Description
The cascading nature of CSS is both a blessing and a curse. In many cases, it results in declarations that were meant to be applied together being applied partially, resulting in visual chaos, poor accessibility, or both.
In some ways, that is why @supports
was invented: for cases where the poorly supported feature needed to be applied together with some well supported features. However, this is not just about browser support.
Consider cases where the background color is overridden but not the text color, or the font size but not the line height, or even things not directly related, such as the gap
for a button group, but not the border-radius.

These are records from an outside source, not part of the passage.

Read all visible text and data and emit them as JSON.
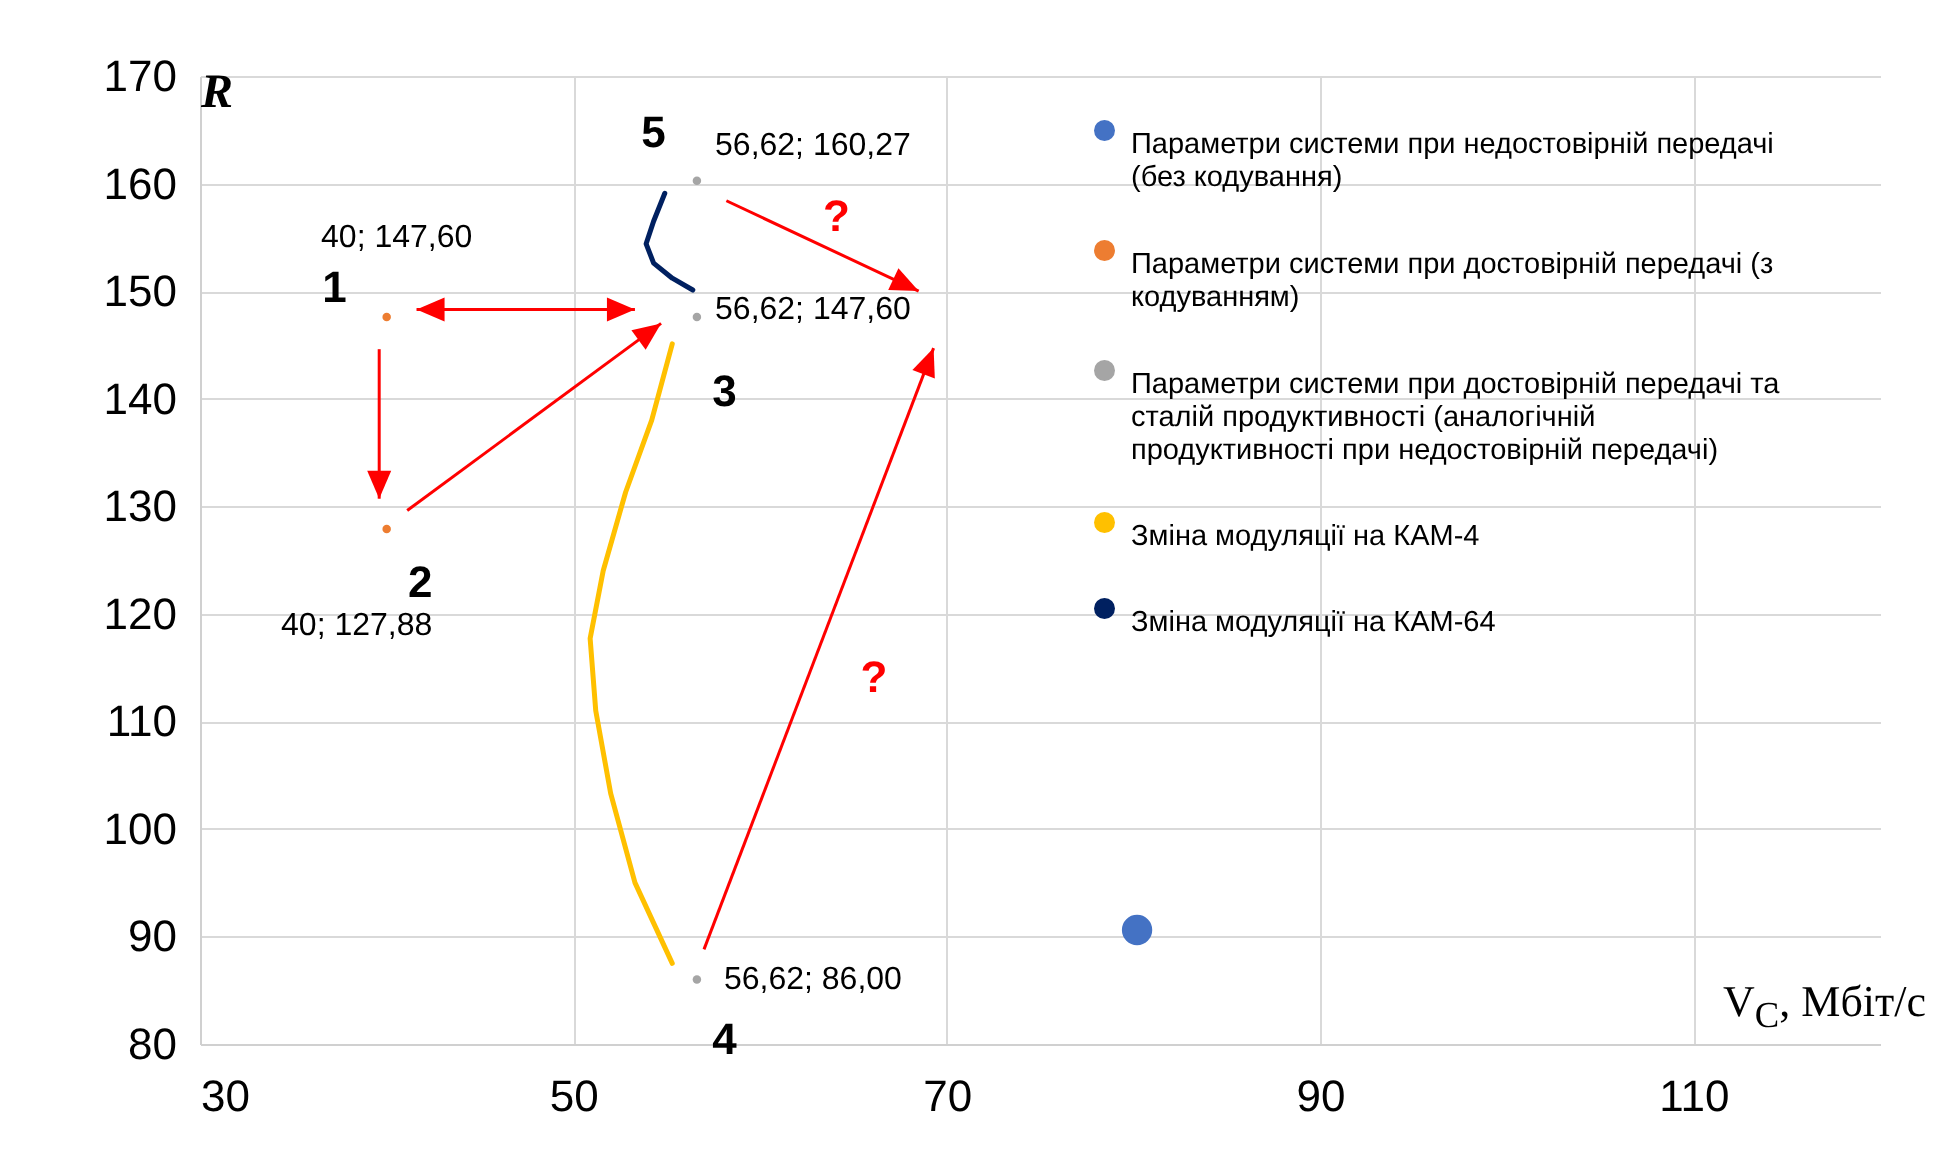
{
  "chart_data": {
    "type": "scatter",
    "xlabel": "V$_{C}$, Мбіт/с",
    "ylabel": "R",
    "xlim": [
      30,
      120
    ],
    "xticks": [
      30,
      50,
      70,
      90,
      110
    ],
    "ylim": [
      80,
      170
    ],
    "yticks": [
      80,
      90,
      100,
      110,
      120,
      130,
      140,
      150,
      160,
      170
    ],
    "grid": true,
    "legend": "top right",
    "series": [
      {
        "name": "Параметри системи при недостовірній передачі (без кодування)",
        "marker": "circle",
        "color": "#4472c4",
        "x": [
          80.2
        ],
        "values": [
          90.6
        ]
      },
      {
        "name": "Параметри системи при достовірній передачі (з кодуванням)",
        "marker": "circle",
        "color": "#ed7d31",
        "x": [
          40,
          40
        ],
        "values": [
          147.6,
          127.88
        ],
        "value_labels": [
          "40; 147,60",
          "40; 127,88"
        ]
      },
      {
        "name": "Параметри системи при достовірній передачі та сталій продуктивності (аналогічній продуктивності при недостовірній передачі)",
        "marker": "circle",
        "color": "#a5a5a5",
        "x": [
          56.62,
          56.62,
          56.62
        ],
        "values": [
          147.6,
          86,
          160.27
        ],
        "value_labels": [
          "56,62; 147,60",
          "56,62; 86,00",
          "56,62; 160,27"
        ]
      },
      {
        "name": "Зміна модуляції на КАМ-4",
        "type": "line",
        "marker": "none",
        "color": "#ffc000",
        "x": [
          55.3,
          54.2,
          52.8,
          51.6,
          50.9,
          51.2,
          52.0,
          53.3,
          55.3
        ],
        "values": [
          145.1,
          138,
          131.3,
          124,
          117.7,
          111,
          103.3,
          95,
          87.5
        ]
      },
      {
        "name": "Зміна модуляції на КАМ-64",
        "type": "line",
        "marker": "none",
        "color": "#002060",
        "x": [
          54.9,
          54.3,
          53.9,
          54.3,
          55.3,
          56.4
        ],
        "values": [
          159.1,
          156.5,
          154.4,
          152.6,
          151.2,
          150.1
        ]
      }
    ],
    "annotations": [
      "1",
      "2",
      "3",
      "4",
      "5",
      "?",
      "?"
    ]
  }
}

It seems to me it would help solve a host of use cases if authors could mark groups of declarations (and possibly even nested rules) as "atomic" (in the same sense as db transactions): if even a single declaration in the group is not applied (either because it was overridden or because something was not supported), then the entire group is no longer applied.
E.g.
button-group {
@atomic {
gap: 0;
> button {
border-radius: .3em;
&:first-child {
border-inline-start-radius: 0;
}
&:last-child {
border-inline-end-radius: 0;
}
}
}
}
Note that here I’m even setting the gap
to its initial value, just to opt it in to the atomic-ness.
This would also simplify many @supports
use cases:
h1 {
color: var(--color-primary);
@atomic {
background: linear-gradient(...);
background-clip: text;
color: transparent;
}
}
instead of the current:
h1 {
color: var(--color-primary);
@supports (background-clip: text) {
background: linear-gradient(...);
background-clip: text;
color: transparent;
}
}
My main worry is circularities: I can't yet see any, but I have an annoying niggling feeling that they may exist. Or strictly defining the concept of a property being overridden.